Корреспондент газеты рассказал, что ему удалось пообщаться с гостем, несмотря на "скромность писателя и его нерасположение к журналистам вообще и интервьюерам — в особенности".
С виду усталый и равнодушный, писатель, как отмечал корреспондент саратовской газеты, заметно оживлялся, когда речь заходила "о наших общих злобах дня":
"Между прочим, вспомнивши, что у меня есть связи с одним из сибирских музеев, М. Горький просил достать кое-каких изданий для одного его знакомого мужичка из Нижегородской губернии, простого мельника, который со страстью занимается палеонтологией, изучил для этого два иностранных языка, делает раскопки и исследования. Я, конечно, с радостью обещал исполнить эту просьбу и выразил удивление по поводу появления столь оригинальных мужичков.
— О, у нас несколько таких! — сказал Горький. — Есть, например, мужички-астрономы...
Мой собеседник, видимо, с увлечением мог говорить о подобных отрадных явлениях. Но он не забывал и расспрашивать об интересующих его предметах.
— Ну, как живется у вас в Саратове? Признаться, он мне не понравился...
— Еще бы! — сказал я. — Вероятно, Саратов встретил вас пылью... Это — с внешней стороны. А с внутренней — одно можно сказать, что прежде он был лучше...
— Да, я слышал.
[...]
По городу быстро облетела весть о посещении Саратова интересным гостем. В музее М. Горького не узнали.

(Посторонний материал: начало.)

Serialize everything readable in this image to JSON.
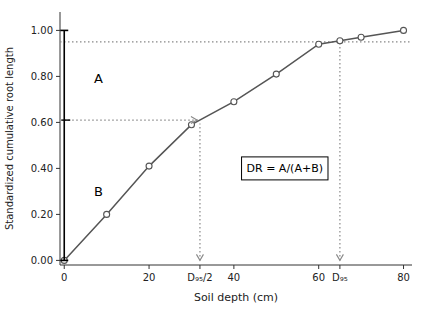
{
  "chart_data": {
    "type": "line",
    "x": [
      0,
      10,
      20,
      30,
      40,
      50,
      60,
      65,
      70,
      80
    ],
    "series": [
      {
        "color": "#555555",
        "marker": "circle",
        "line_style": "solid",
        "values": [
          0.0,
          0.2,
          0.41,
          0.59,
          0.69,
          0.81,
          0.94,
          0.955,
          0.97,
          1.0
        ]
      }
    ],
    "xlim": [
      -1,
      82
    ],
    "ylim": [
      -0.02,
      1.08
    ],
    "xticks": [
      0,
      20,
      {
        "value": 32,
        "label": "D₉₅/2"
      },
      40,
      60,
      {
        "value": 65,
        "label": "D₉₅"
      },
      80
    ],
    "yticks": [
      {
        "value": 0.0,
        "label": "0.00"
      },
      {
        "value": 0.2,
        "label": "0.20"
      },
      {
        "value": 0.4,
        "label": "0.40"
      },
      {
        "value": 0.6,
        "label": "0.60"
      },
      {
        "value": 0.8,
        "label": "0.80"
      },
      {
        "value": 1.0,
        "label": "1.00"
      }
    ],
    "xlabel": "Soil depth (cm)",
    "ylabel": "Standardized cumulative root length",
    "grid": false,
    "reference_lines": [
      {
        "y": 0.95
      },
      {
        "x": [
          0,
          32
        ],
        "y": [
          0.61,
          0.61
        ]
      },
      {
        "x": [
          32,
          32
        ],
        "y": [
          0,
          0.595
        ]
      },
      {
        "x": [
          65,
          65
        ],
        "y": [
          0,
          0.95
        ]
      }
    ],
    "reference_color": "#888888",
    "reference_line_style": "dotted",
    "bracket": {
      "x": 0,
      "y": [
        0.0,
        1.0
      ],
      "mid": 0.61
    },
    "annotations": [
      {
        "text": "A",
        "x": 7,
        "y": 0.77
      },
      {
        "text": "B",
        "x": 7,
        "y": 0.28
      }
    ],
    "formula": {
      "text": "DR = A/(A+B)",
      "x": 52,
      "y": 0.4
    }
  }
}
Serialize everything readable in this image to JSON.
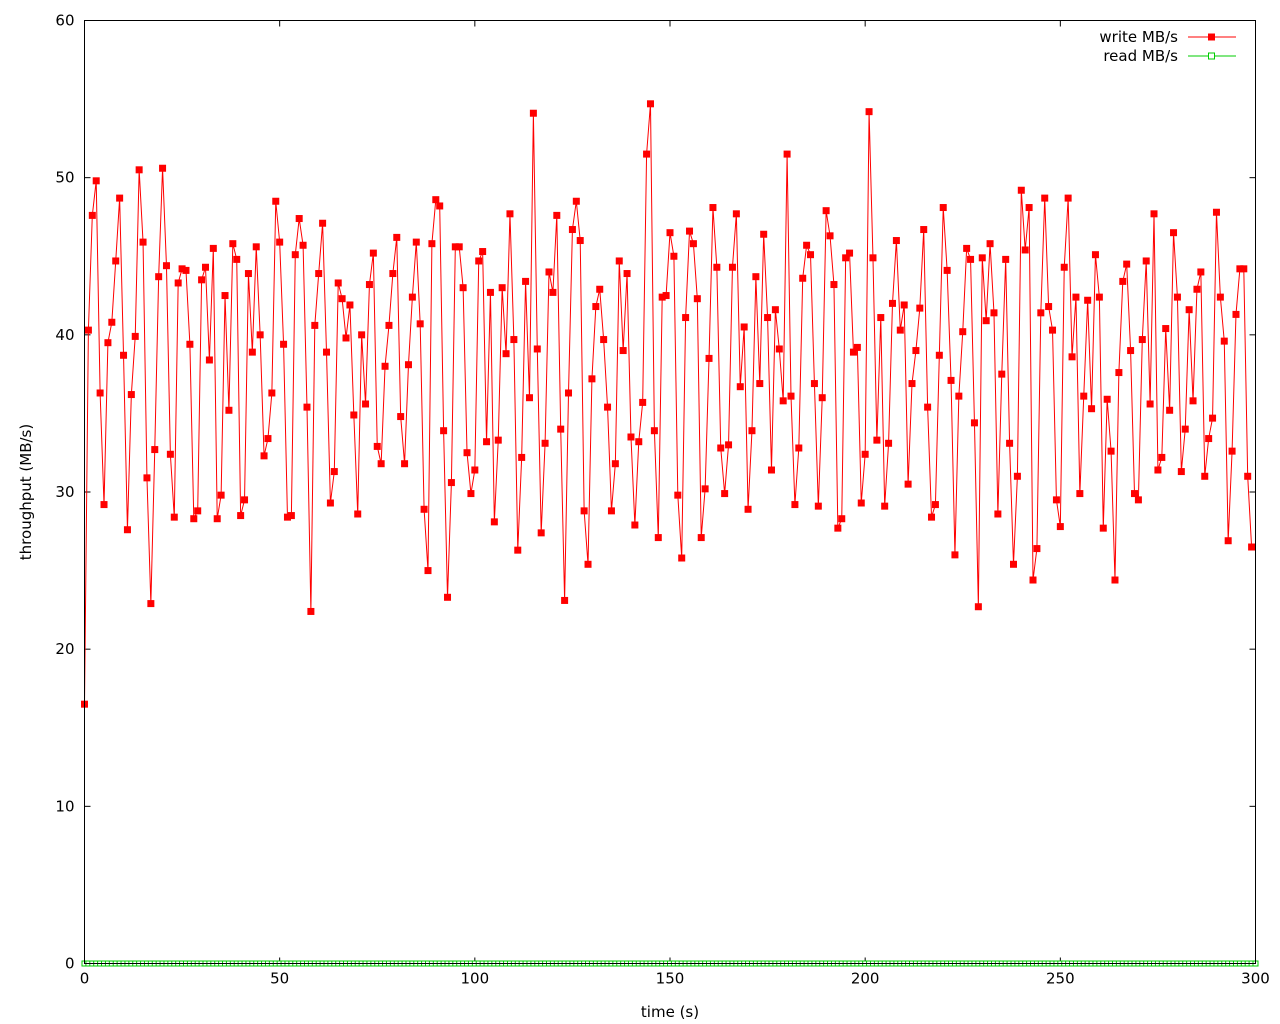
{
  "chart_data": {
    "type": "line",
    "title": "",
    "xlabel": "time (s)",
    "ylabel": "throughput (MB/s)",
    "xlim": [
      0,
      300
    ],
    "ylim": [
      0,
      60
    ],
    "x_ticks": [
      "0",
      "50",
      "100",
      "150",
      "200",
      "250",
      "300"
    ],
    "y_ticks": [
      "0",
      "10",
      "20",
      "30",
      "40",
      "50",
      "60"
    ],
    "grid": false,
    "legend_position": "top-right",
    "series": [
      {
        "name": "write MB/s",
        "color": "#ff0000",
        "marker": "filled-square",
        "values": [
          16.5,
          40.3,
          47.6,
          49.8,
          36.3,
          29.2,
          39.5,
          40.8,
          44.7,
          48.7,
          38.7,
          27.6,
          36.2,
          39.9,
          50.5,
          45.9,
          30.9,
          22.9,
          32.7,
          43.7,
          50.6,
          44.4,
          32.4,
          28.4,
          43.3,
          44.2,
          44.1,
          39.4,
          28.3,
          28.8,
          43.5,
          44.3,
          38.4,
          45.5,
          28.3,
          29.8,
          42.5,
          35.2,
          45.8,
          44.8,
          28.5,
          29.5,
          43.9,
          38.9,
          45.6,
          40.0,
          32.3,
          33.4,
          36.3,
          48.5,
          45.9,
          39.4,
          28.4,
          28.5,
          45.1,
          47.4,
          45.7,
          35.4,
          22.4,
          40.6,
          43.9,
          47.1,
          38.9,
          29.3,
          31.3,
          43.3,
          42.3,
          39.8,
          41.9,
          34.9,
          28.6,
          40.0,
          35.6,
          43.2,
          45.2,
          32.9,
          31.8,
          38.0,
          40.6,
          43.9,
          46.2,
          34.8,
          31.8,
          38.1,
          42.4,
          45.9,
          40.7,
          28.9,
          25.0,
          45.8,
          48.6,
          48.2,
          33.9,
          23.3,
          30.6,
          45.6,
          45.6,
          43.0,
          32.5,
          29.9,
          31.4,
          44.7,
          45.3,
          33.2,
          42.7,
          28.1,
          33.3,
          43.0,
          38.8,
          47.7,
          39.7,
          26.3,
          32.2,
          43.4,
          36.0,
          54.1,
          39.1,
          27.4,
          33.1,
          44.0,
          42.7,
          47.6,
          34.0,
          23.1,
          36.3,
          46.7,
          48.5,
          46.0,
          28.8,
          25.4,
          37.2,
          41.8,
          42.9,
          39.7,
          35.4,
          28.8,
          31.8,
          44.7,
          39.0,
          43.9,
          33.5,
          27.9,
          33.2,
          35.7,
          51.5,
          54.7,
          33.9,
          27.1,
          42.4,
          42.5,
          46.5,
          45.0,
          29.8,
          25.8,
          41.1,
          46.6,
          45.8,
          42.3,
          27.1,
          30.2,
          38.5,
          48.1,
          44.3,
          32.8,
          29.9,
          33.0,
          44.3,
          47.7,
          36.7,
          40.5,
          28.9,
          33.9,
          43.7,
          36.9,
          46.4,
          41.1,
          31.4,
          41.6,
          39.1,
          35.8,
          51.5,
          36.1,
          29.2,
          32.8,
          43.6,
          45.7,
          45.1,
          36.9,
          29.1,
          36.0,
          47.9,
          46.3,
          43.2,
          27.7,
          28.3,
          44.9,
          45.2,
          38.9,
          39.2,
          29.3,
          32.4,
          54.2,
          44.9,
          33.3,
          41.1,
          29.1,
          33.1,
          42.0,
          46.0,
          40.3,
          41.9,
          30.5,
          36.9,
          39.0,
          41.7,
          46.7,
          35.4,
          28.4,
          29.2,
          38.7,
          48.1,
          44.1,
          37.1,
          26.0,
          36.1,
          40.2,
          45.5,
          44.8,
          34.4,
          22.7,
          44.9,
          40.9,
          45.8,
          41.4,
          28.6,
          37.5,
          44.8,
          33.1,
          25.4,
          31.0,
          49.2,
          45.4,
          48.1,
          24.4,
          26.4,
          41.4,
          48.7,
          41.8,
          40.3,
          29.5,
          27.8,
          44.3,
          48.7,
          38.6,
          42.4,
          29.9,
          36.1,
          42.2,
          35.3,
          45.1,
          42.4,
          27.7,
          35.9,
          32.6,
          24.4,
          37.6,
          43.4,
          44.5,
          39.0,
          29.9,
          29.5,
          39.7,
          44.7,
          35.6,
          47.7,
          31.4,
          32.2,
          40.4,
          35.2,
          46.5,
          42.4,
          31.3,
          34.0,
          41.6,
          35.8,
          42.9,
          44.0,
          31.0,
          33.4,
          34.7,
          47.8,
          42.4,
          39.6,
          26.9,
          32.6,
          41.3,
          44.2,
          44.2,
          31.0,
          26.5
        ]
      },
      {
        "name": "read MB/s",
        "color": "#00cc00",
        "marker": "hollow-square",
        "constant_value": 0
      }
    ]
  }
}
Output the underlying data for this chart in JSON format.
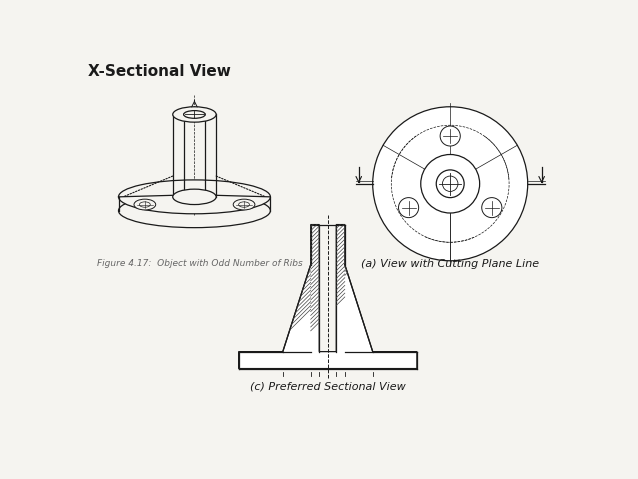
{
  "title": "X-Sectional View",
  "label_a": "(a) View with Cutting Plane Line",
  "label_c": "(c) Preferred Sectional View",
  "figure_caption": "Figure 4.17:  Object with Odd Number of Ribs",
  "bg_color": "#f5f4f0",
  "line_color": "#1a1a1a",
  "hatch_color": "#444444",
  "title_fontsize": 11,
  "label_fontsize": 8,
  "caption_fontsize": 6.5
}
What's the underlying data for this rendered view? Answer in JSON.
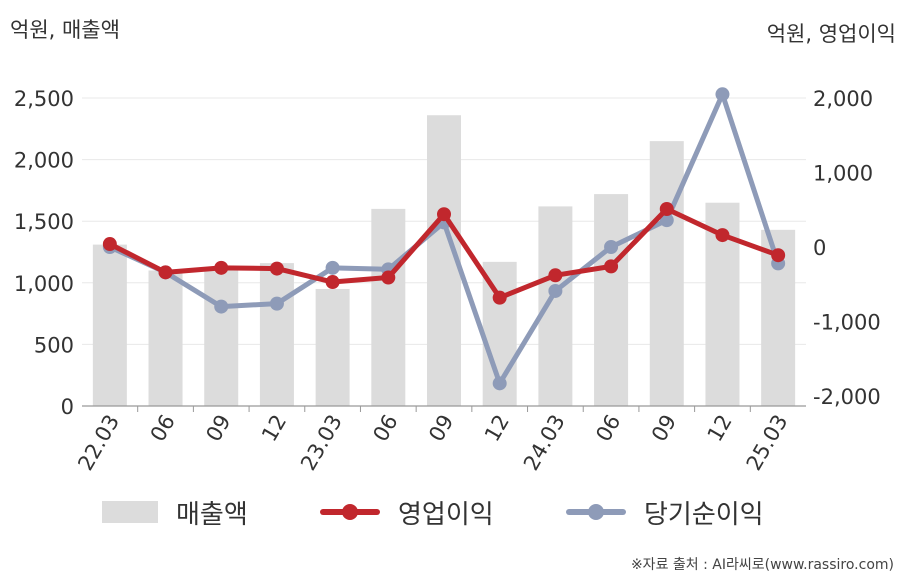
{
  "units": {
    "left": "억원, 매출액",
    "right": "억원, 영업이익"
  },
  "legend": {
    "bar": "매출액",
    "op": "영업이익",
    "net": "당기순이익"
  },
  "source": "※자료 출처 : AI라씨로(www.rassiro.com)",
  "colors": {
    "bar": "#dcdcdc",
    "op": "#c1272d",
    "net": "#8e9bb8",
    "axis": "#999999",
    "grid": "#e8e8e8",
    "text": "#333333"
  },
  "chart_data": {
    "type": "bar+line",
    "categories": [
      "22.03",
      "06",
      "09",
      "12",
      "23.03",
      "06",
      "09",
      "12",
      "24.03",
      "06",
      "09",
      "12",
      "25.03"
    ],
    "left_axis": {
      "min": 0,
      "max": 2500,
      "ticks": [
        "0",
        "500",
        "1,000",
        "1,500",
        "2,000",
        "2,500"
      ],
      "tick_values": [
        0,
        500,
        1000,
        1500,
        2000,
        2500
      ]
    },
    "right_axis": {
      "min": -2000,
      "max": 2000,
      "ticks": [
        "-2,000",
        "-1,000",
        "0",
        "1,000",
        "2,000"
      ],
      "tick_values": [
        -2000,
        -1000,
        0,
        1000,
        2000
      ]
    },
    "series": [
      {
        "name": "매출액",
        "type": "bar",
        "axis": "left",
        "values": [
          1310,
          1100,
          1120,
          1160,
          950,
          1600,
          2360,
          1170,
          1620,
          1720,
          2150,
          1650,
          1430
        ]
      },
      {
        "name": "영업이익",
        "type": "line",
        "axis": "right",
        "values": [
          40,
          -340,
          -280,
          -290,
          -470,
          -410,
          440,
          -680,
          -380,
          -260,
          510,
          160,
          -110
        ]
      },
      {
        "name": "당기순이익",
        "type": "line",
        "axis": "right",
        "values": [
          0,
          -340,
          -800,
          -760,
          -280,
          -300,
          330,
          -1830,
          -590,
          0,
          360,
          2050,
          -220
        ]
      }
    ]
  }
}
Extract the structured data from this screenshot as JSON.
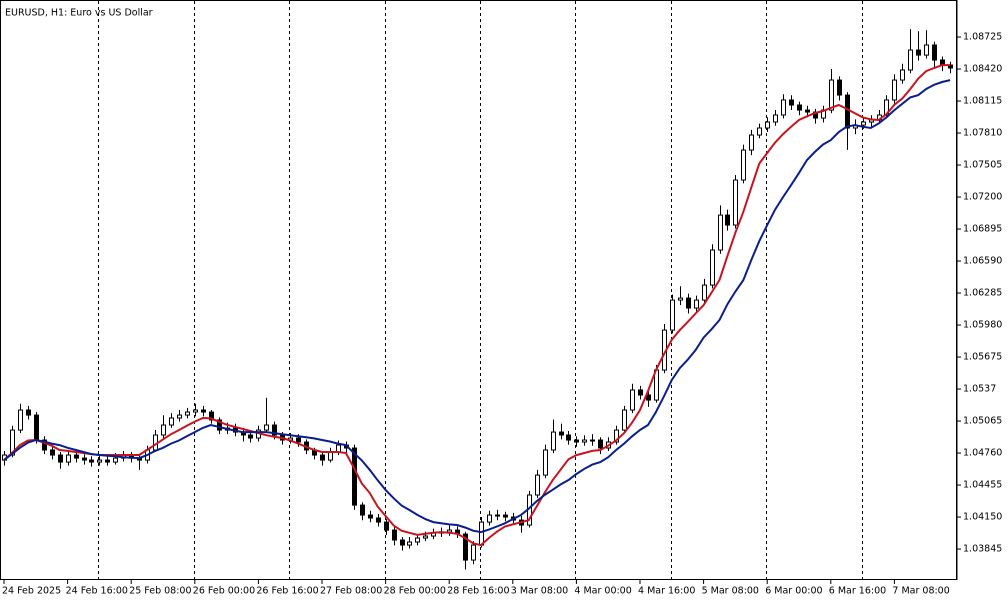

— Какая жалость! — сказал заведующий, а то мы предложили бы ему расписаться в книге для почетных посетителей".
"Дважды два — пять"
Третий раз Горький прибыл в Саратов поздно вечером 1 августа 1928 года на пароходе "Урицкий". Когда на берег сошел сутулящийся человек в мягкой шляпе и осеннем пальто, вокруг него быстро собралась толпа. Как отмечал Леонид Лодгауз-Прокопенко, многие спрашивали, надолго ли он приехал в СССР. Дело в том, что третий саратовский визит писателя в наш город состоялся в период, когда Горький ненадолго приехал в Советский Союз из Европы, куда он отправился на лечение еще в 1921 году по настоянию Ленина.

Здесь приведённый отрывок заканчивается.